Unlike the San Francisco Giants who won the World Series on the shoulders and elbows of pitchers they developed themselves, it appears that the Twins are showing signs that they not quite comfortable moving forward with their crop of homegrown starters in 2011.
Last week, Bill Smith admitted to trying to land one of Japan’s top pitching talents. On Sunday, Joe Christensen revealed that the Twins remain in contact with Carl Pavano:
“Twins General Manager Bill Smith spoke to Pavano's agent, Tom O'Connell, last week, expressing the desire to keep the righthander. Pavano would love to return, but he also wants to test the market.”
The Twins realize that allowing Pavano to walk – with or without offering arbitration – means the rotation loses the starter that consumed the most innings for them. In addition to the sheer total of innings, he worked deep into the games, averaging 6.9 innings per start, saving an often overworked bullpen that was forced prematurely into active duty after numerous Kevin Slowey (5.5 innings per start, third-lowest in AL) and Scott Baker starts (5.8 innings per start). Furthermore, with the team’s rash of injuries and ineffectiveness in 2010, it would be difficult to have the utmost confidence that the in-house starters can pick up the slack Pavano would leave behind.
Replacing or upgrading Pavano simply isn’t that easy. To begin, the starting pitching free agent pool is murky at best. After Cliff Lee, the offerings grow questionable. Jorge de la Rosa has some swing-and-miss stuff but is erratic with his control and wants a four year deal. He’s also had just one season of 30 starts. Javier Vazquez is one season removed from his Cy Young-caliber year in Atlanta but battled through injuries in New York and was left off postseason roster when his velocity dropped from 91 to 88 miles an hour. Jon Garland has worked 190 innings each season dating back to 2002. Garland was also smacked around consistently in the American League before finding solace in the National League West. In the end, none of these bachelors have a greater appeal than retaining Pavano.
Of course, that doesn’t mean the team couldn’t explore other alternatives.
Because the free agent starting pitching market is filled with damaged goods, the Twins attempted to acquire one of Japan’s best starters. Targeting the 29-year-old Hisashi Iwakuma made complete sense from the team’s perspective. Like Pavano, Iwakuma was primarily a groundball pitcher who didn’t allow many walks while chewing through a ton of innings. So for the roughly the same cost as meeting Pavano’s three-year, $30 million request, the Twins would get a pitcher with the exact same skill set as Pavano except five years younger. That potential acquisition, of course, turned out to be a moot point as the Oakland A’s trumped whatever the Twins’ offer was to Iwakuma’s ballclub, paying the Rakuten Golden Eagles $17 million to initiate the negotiation with the pitcher.

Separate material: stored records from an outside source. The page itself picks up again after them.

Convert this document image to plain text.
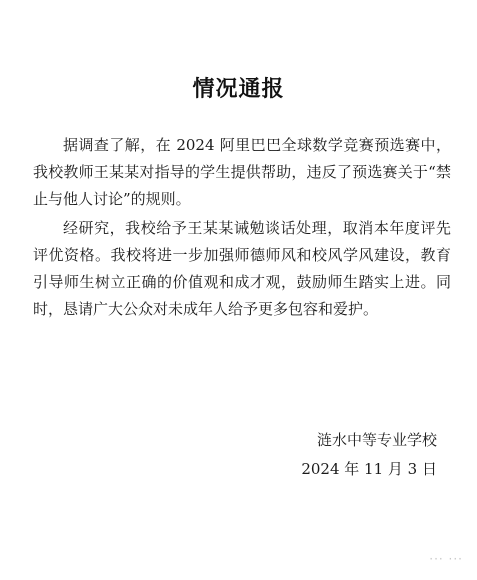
情况通报

据调查了解，在 2024 阿里巴巴全球数学竞赛预选赛中，我校教师王某某对指导的学生提供帮助，违反了预选赛关于“禁止与他人讨论”的规则。

经研究，我校给予王某某诫勉谈话处理，取消本年度评先评优资格。我校将进一步加强师德师风和校风学风建设，教育引导师生树立正确的价值观和成才观，鼓励师生踏实上进。同时，恳请广大公众对未成年人给予更多包容和爱护。

涟水中等专业学校
2024 年 11 月 3 日
··· ···
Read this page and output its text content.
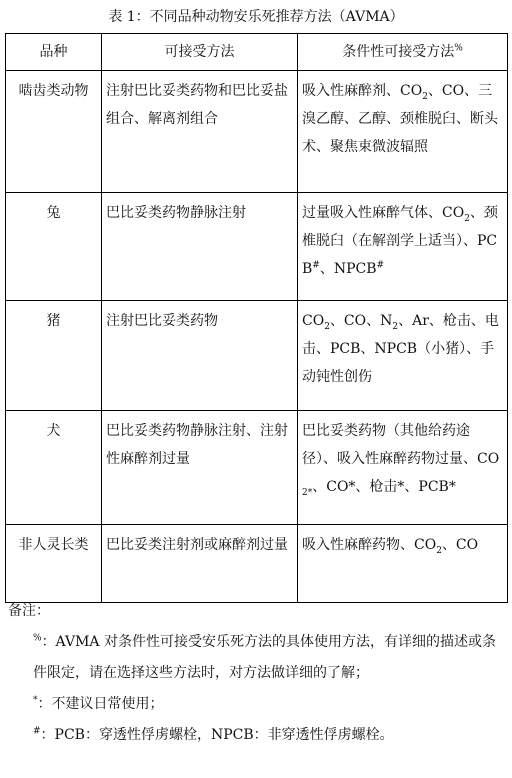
表 1：不同品种动物安乐死推荐方法（AVMA）
品种	可接受方法	条件性可接受方法%
啮齿类动物	注射巴比妥类药物和巴比妥盐组合、解离剂组合	吸入性麻醉剂、$CO_2$、CO、三溴乙醇、乙醇、颈椎脱臼、断头术、聚焦束微波辐照
兔	巴比妥类药物静脉注射	过量吸入性麻醉气体、$CO_2$、颈椎脱臼（在解剖学上适当）、PCB#、NPCB#
猪	注射巴比妥类药物	$CO_2$、CO、$N_2$、Ar、枪击、电击、PCB、NPCB（小猪）、手动钝性创伤
犬	巴比妥类药物静脉注射、注射性麻醉剂过量	巴比妥类药物（其他给药途径）、吸入性麻醉药物过量、$CO_{2*}$、CO*、枪击*、PCB*
非人灵长类	巴比妥类注射剂或麻醉剂过量	吸入性麻醉药物、$CO_2$、CO

备注：

%：AVMA 对条件性可接受安乐死方法的具体使用方法，有详细的描述或条件限定，请在选择这些方法时，对方法做详细的了解；

*：不建议日常使用；

#：PCB：穿透性俘虏螺栓，NPCB：非穿透性俘虏螺栓。
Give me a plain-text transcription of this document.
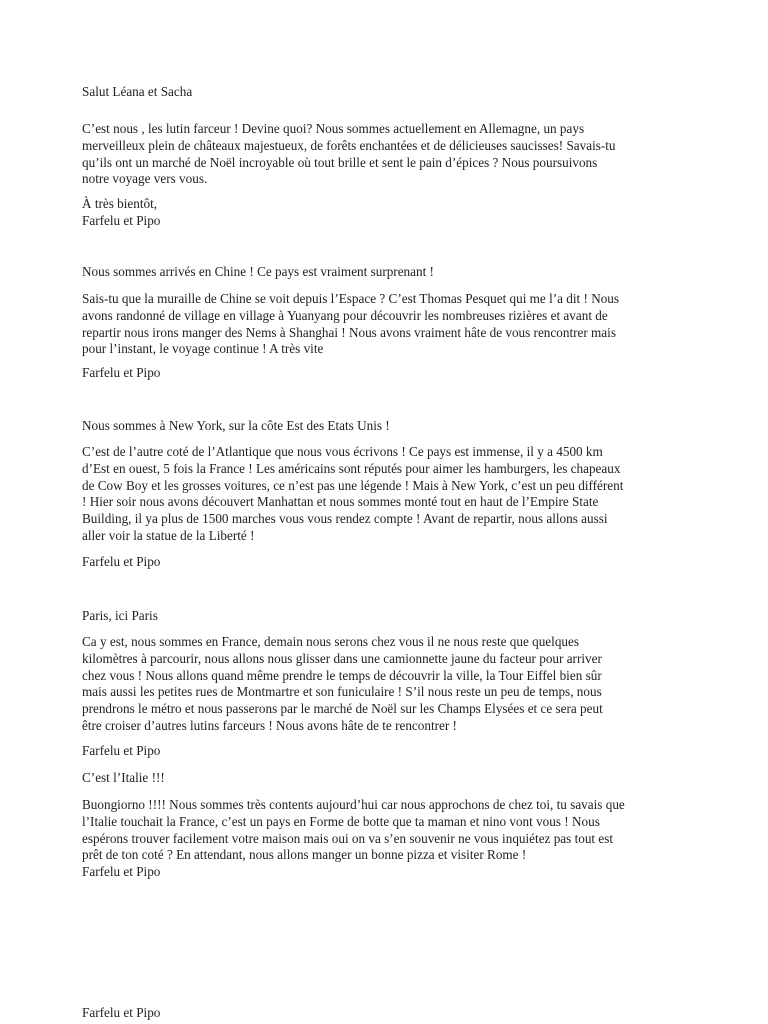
Salut Léana et Sacha

C’est nous , les lutin farceur ! Devine quoi? Nous sommes actuellement en Allemagne, un pays
merveilleux plein de châteaux majestueux, de forêts enchantées et de délicieuses saucisses! Savais-tu
qu’ils ont un marché de Noël incroyable où tout brille et sent le pain d’épices ? Nous poursuivons
notre voyage vers vous.
À très bientôt,
Farfelu et Pipo

Nous sommes arrivés en Chine ! Ce pays est vraiment surprenant !

Sais-tu que la muraille de Chine se voit depuis l’Espace ? C’est Thomas Pesquet qui me l’a dit ! Nous
avons randonné de village en village à Yuanyang pour découvrir les nombreuses rizières et avant de
repartir nous irons manger des Nems à Shanghai ! Nous avons vraiment hâte de vous rencontrer mais
pour l’instant, le voyage continue ! A très vite

Farfelu et Pipo

Nous sommes à New York, sur la côte Est des Etats Unis !

C’est de l’autre coté de l’Atlantique que nous vous écrivons ! Ce pays est immense, il y a 4500 km
d’Est en ouest, 5 fois la France ! Les américains sont réputés pour aimer les hamburgers, les chapeaux
de Cow Boy et les grosses voitures, ce n’est pas une légende ! Mais à New York, c’est un peu différent
! Hier soir nous avons découvert Manhattan et nous sommes monté tout en haut de l’Empire State
Building, il ya plus de 1500 marches vous vous rendez compte ! Avant de repartir, nous allons aussi
aller voir la statue de la Liberté !

Farfelu et Pipo

Paris, ici Paris

Ca y est, nous sommes en France, demain nous serons chez vous il ne nous reste que quelques
kilomètres à parcourir, nous allons nous glisser dans une camionnette jaune du facteur pour arriver
chez vous ! Nous allons quand même prendre le temps de découvrir la ville, la Tour Eiffel bien sûr
mais aussi les petites rues de Montmartre et son funiculaire ! S’il nous reste un peu de temps, nous
prendrons le métro et nous passerons par le marché de Noël sur les Champs Elysées et ce sera peut
être croiser d’autres lutins farceurs ! Nous avons hâte de te rencontrer !

Farfelu et Pipo

C’est l’Italie !!!

Buongiorno !!!! Nous sommes très contents aujourd’hui car nous approchons de chez toi, tu savais que
l’Italie touchait la France, c’est un pays en Forme de botte que ta maman et nino vont vous ! Nous
espérons trouver facilement votre maison mais oui on va s’en souvenir ne vous inquiétez pas tout est
prêt de ton coté ? En attendant, nous allons manger un bonne pizza et visiter Rome !

Farfelu et Pipo

Farfelu et Pipo
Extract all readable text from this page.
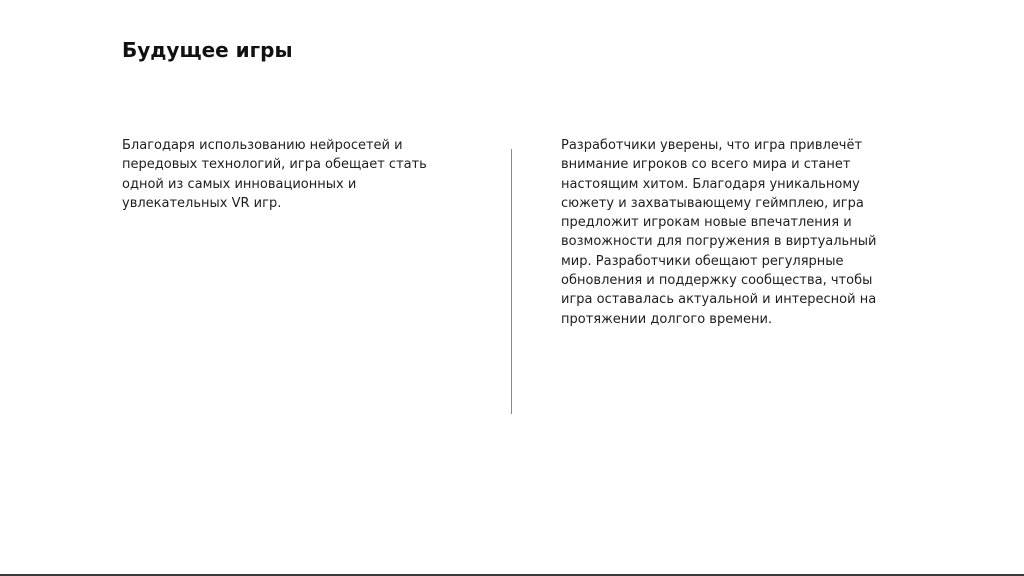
Будущее игры

Благодаря использованию нейросетей и
передовых технологий, игра обещает стать
одной из самых инновационных и
увлекательных VR игр.

Разработчики уверены, что игра привлечёт
внимание игроков со всего мира и станет
настоящим хитом. Благодаря уникальному
сюжету и захватывающему геймплею, игра
предложит игрокам новые впечатления и
возможности для погружения в виртуальный
мир. Разработчики обещают регулярные
обновления и поддержку сообщества, чтобы
игра оставалась актуальной и интересной на
протяжении долгого времени.
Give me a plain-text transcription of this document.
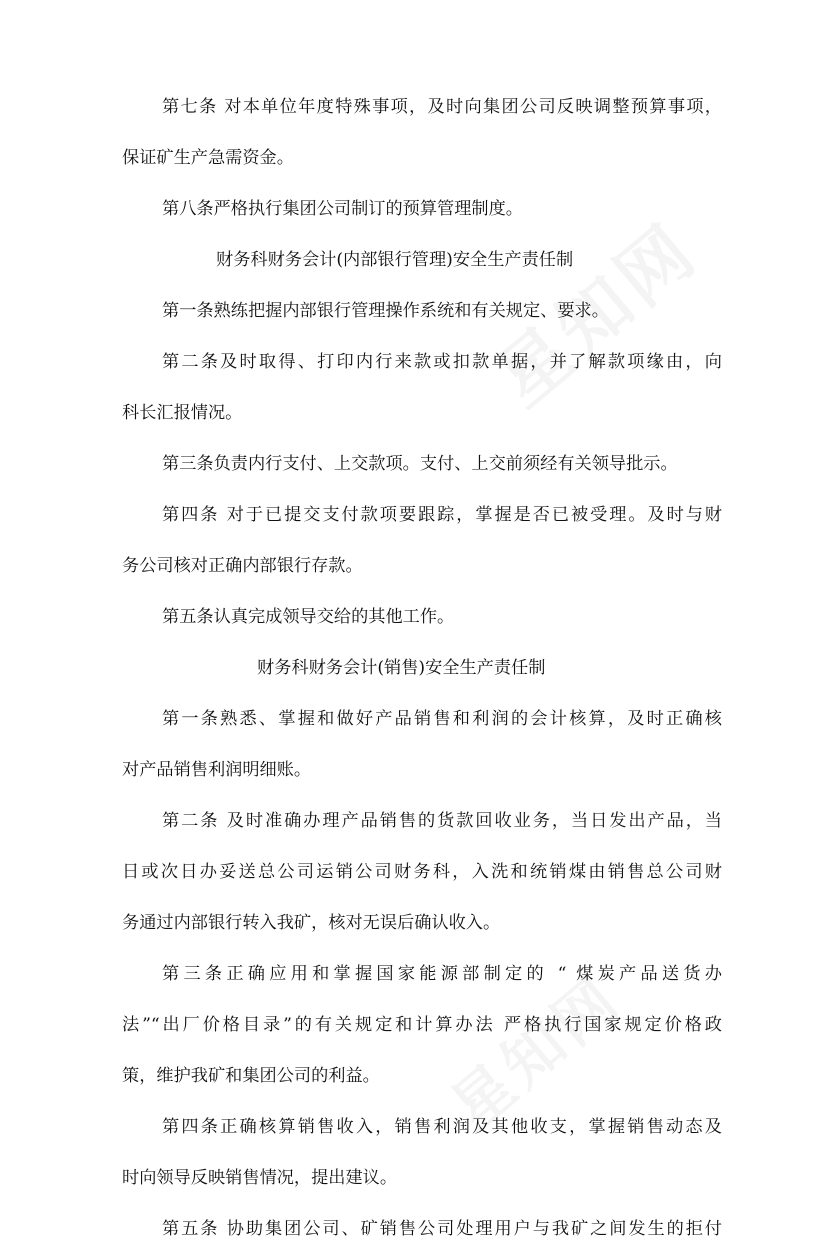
第七条 对本单位年度特殊事项，及时向集团公司反映调整预算事项，
保证矿生产急需资金。
第八条严格执行集团公司制订的预算管理制度。
财务科财务会计(内部银行管理)安全生产责任制
第一条熟练把握内部银行管理操作系统和有关规定、要求。
第二条及时取得、打印内行来款或扣款单据，并了解款项缘由，向
科长汇报情况。
第三条负责内行支付、上交款项。支付、上交前须经有关领导批示。
第四条 对于已提交支付款项要跟踪，掌握是否已被受理。及时与财
务公司核对正确内部银行存款。
第五条认真完成领导交给的其他工作。
财务科财务会计(销售)安全生产责任制
第一条熟悉、掌握和做好产品销售和利润的会计核算，及时正确核
对产品销售利润明细账。
第二条 及时准确办理产品销售的货款回收业务，当日发出产品，当
日或次日办妥送总公司运销公司财务科，入洗和统销煤由销售总公司财
务通过内部银行转入我矿，核对无误后确认收入。
第三条正确应用和掌握国家能源部制定的 “ 煤炭产品送货办
法”“出厂价格目录”的有关规定和计算办法 严格执行国家规定价格政
策，维护我矿和集团公司的利益。
第四条正确核算销售收入，销售利润及其他收支，掌握销售动态及
时向领导反映销售情况，提出建议。
第五条 协助集团公司、矿销售公司处理用户与我矿之间发生的拒付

While the free agent market may be a crapshoot, the trade market appears just as bleak as well.
Twins fans that dream of landing the younger Zack Greinke to replace Pavano’s innings are in for a rude awakening. According to ESPN.com’s Jayson Stark, because the Royals are in no hurry to trade their number one starter who is not a free agent until after 2012, a source told Stark that the Royals are informing those clubs that are inquiring on his availability:
“(A) they would need to "win" the deal, (B) they would have to get the kind of four-for-one haul the Rangers got for to pull the trigger, (C) they need a bunch of "front-line, winning, quality players" in return, and (D) at least one of those players has to be a pitcher capable of turning into the next Zack Greinke in a couple of years.”
For the Twins, this would spell a complete drain of organization’s top prospects, as they would presumably have to surrender some combination of Kyle Gibson, Ben Revere, Aaron Hicks, Angel Morales, David Bromberg and Joe Benson. As good as Greinke could be and how perfectly he would fit in to the rotation, he is simply not worth scorching the entire farm system over.
Without a clear replacement and the deadline for teams to offer arbitration to their impending free agents just seven days away, this leaves Bill Smith and company with little time to decide whether they want to experience the financial ramifications of retaining him or the potential performance ramifications of not re-signing him.